There is something idyllic about slow cooking, as though where low heat/high reward is the way food was meant to be prepared. Take your time. Enjoy the aromas. Build anticipation for the meal to come, and the payoff is that much greater.
But I lived in New York City for 14 years, where your foot is rarely off of the gas pedal. Slow motion is a rare indulgence. In fact, I can sum up the essential NYC experience in a few simple words: “Come. ON! Will you MOVE already?” It can be an atmosphere that isn’t really conducive to kicking off your shoes, reclining with fingers interlaced behind your head, and enjoying long contented sighs. So if you can grab one of those moments, even figuratively through a meal, then do it!
With young kids, the crockpot is like a day off: one less thing to think about as you focus on not stepping onto a stray LEGO with bare feet.
Pork shoulder was made for this (or, maybe more appropriately, slow cooking was made for the pork shoulder). It’s an inexpensive cut of meat that pays big dividends when you can give it the love it needs. This preparation is a simplified version of a recipe I found on Food Network.
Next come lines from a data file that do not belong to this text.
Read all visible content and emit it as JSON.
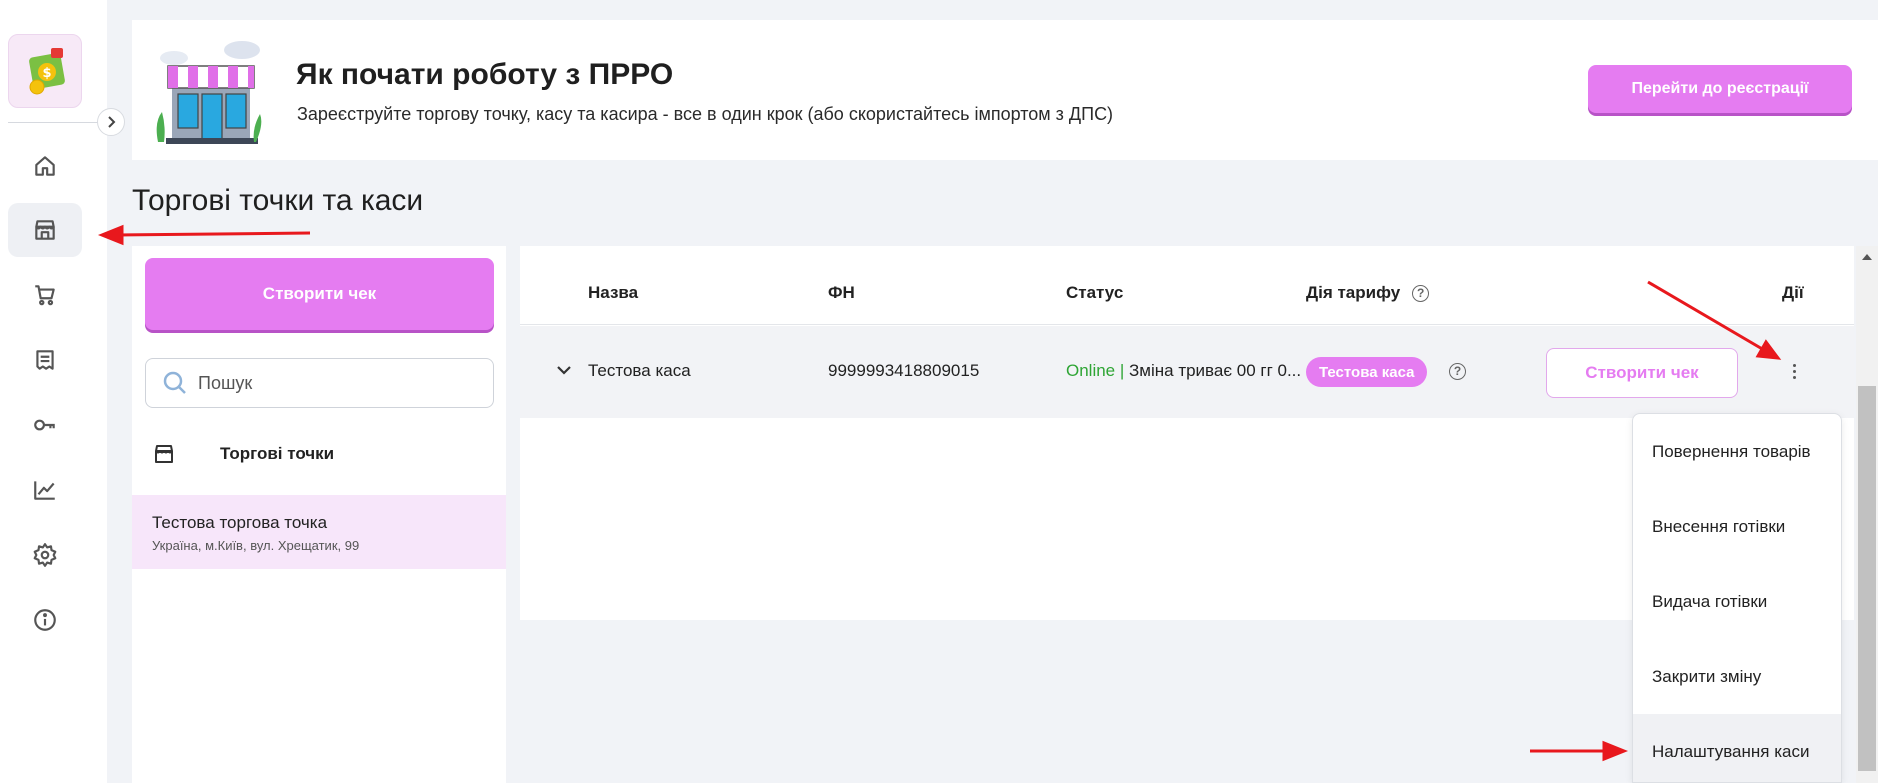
{
  "sidebar": {
    "logo_icon": "cash-register-logo",
    "collapse_icon": "chevron-right-icon",
    "items": [
      {
        "name": "home",
        "icon": "home-icon",
        "active": false
      },
      {
        "name": "stores",
        "icon": "store-icon",
        "active": true
      },
      {
        "name": "cart",
        "icon": "cart-icon",
        "active": false
      },
      {
        "name": "receipts",
        "icon": "receipt-icon",
        "active": false
      },
      {
        "name": "keys",
        "icon": "key-icon",
        "active": false
      },
      {
        "name": "analytics",
        "icon": "chart-icon",
        "active": false
      },
      {
        "name": "settings",
        "icon": "gear-icon",
        "active": false
      },
      {
        "name": "info",
        "icon": "info-icon",
        "active": false
      }
    ]
  },
  "banner": {
    "title": "Як почати роботу з ПРРО",
    "subtitle": "Зареєструйте торгову точку, касу та касира - все в один крок (або скористайтесь імпортом з ДПС)",
    "button_label": "Перейти до реєстрації"
  },
  "page": {
    "title": "Торгові точки та каси"
  },
  "left_panel": {
    "create_button_label": "Створити чек",
    "search": {
      "placeholder": "Пошук",
      "value": ""
    },
    "section_label": "Торгові точки",
    "points": [
      {
        "name": "Тестова торгова точка",
        "address": "Україна, м.Київ, вул. Хрещатик, 99"
      }
    ]
  },
  "table": {
    "headers": {
      "name": "Назва",
      "fn": "ФН",
      "status": "Статус",
      "tariff": "Дія тарифу",
      "actions": "Дії"
    },
    "help_glyph": "?",
    "rows": [
      {
        "name": "Тестова каса",
        "fn": "9999993418809015",
        "status_online": "Online",
        "status_sep": " | ",
        "status_text": "Зміна триває 00 гг 0...",
        "tariff_badge": "Тестова каса",
        "create_button_label": "Створити чек"
      }
    ]
  },
  "dropdown": {
    "items": [
      {
        "label": "Повернення товарів",
        "highlighted": false
      },
      {
        "label": "Внесення готівки",
        "highlighted": false
      },
      {
        "label": "Видача готівки",
        "highlighted": false
      },
      {
        "label": "Закрити зміну",
        "highlighted": false
      },
      {
        "label": "Налаштування каси",
        "highlighted": true
      }
    ]
  },
  "colors": {
    "accent": "#e57cf1",
    "accent_shadow": "#b853c7",
    "online": "#2fa535",
    "selected_bg": "#f7e6fa",
    "annotation_arrow": "#e8181d"
  }
}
For a family two adults and two toddlers, even a half pork shoulder goes a long way, and makes fantastic leftovers.
- 3 pounds pork shoulder
- Five-spice powder
- Kosher salt
- 3 cups of chicken stock
- 1 cup dark soy sauce
- 2 tablespoons of sesame oil
- Pinch of red pepper flakes
- ¼ cup brown sugar
- ½ head of garlic, smashed
- 2-inch piece of ginger, thinly sliced
- Remove the skin side from your pork (in a different context, that sounds kinda awful), rinse and pat dry. Rub the pork on all sides with the 5-spice and kosher salt and set aside.
- Whisk the stock, soy sauce, sesame oil, and pepper flakes together in the slow cooker. Add the brown sugar and stir the mixture until the sugar is dissolved. Add the garlic and ginger. Lower the pork shoulder into the liquid.
- Cook on High heat for 4 hours, turn the slow cooker to Low, and cook for 2 more hours. Transfer the pork to a platter and let it settle down for ten minutes or so.
- To shred: claw at the meat with two forks, and serve over rice or noodles.
- Strain the cooking liquid into a saucepan, bring to a boil, reduce and spoon over the pork.